In conclusion, the present study confirmed that laparoscopic distal pancreatectomy was a challenging procedure with a high conversion rate. Some risk factors seemed to be predictive of the major difficulty of the laparoscopic procedure, increasing the odds of conversion: subtotal pancreatectomy, tumor located in the body of the pancreas, preoperative findings of malignancy, and resection extending to the neighboring organs. All these factors seemed to be related to the technical limitation of the laparoscopic approach which became evident when large blood vessels had to be controlled safely.

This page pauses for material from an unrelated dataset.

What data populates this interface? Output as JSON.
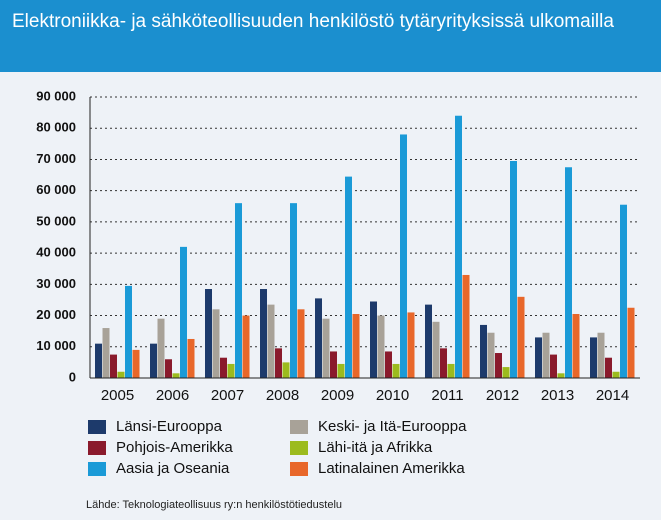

In addition, these risk factors have to be considered in patients selection for LDP. However, even if it is difficult to integrate all risk factors and an objective prediction of technical difficulty, they can be helpful for pancreatic surgeons in differentiating the easy laparoscopic procedure, which can be performed safely, from the difficult procedures, at high risk of conversion. Nevertheless, it is to underline the potential advantages of a laparoscopic start even in the event of open conversion for easier dissection and enhanced visualization. Additional prospective, multicentric studies are needed to identify the risk factors predictive of conversion to open distal pancreatectomy.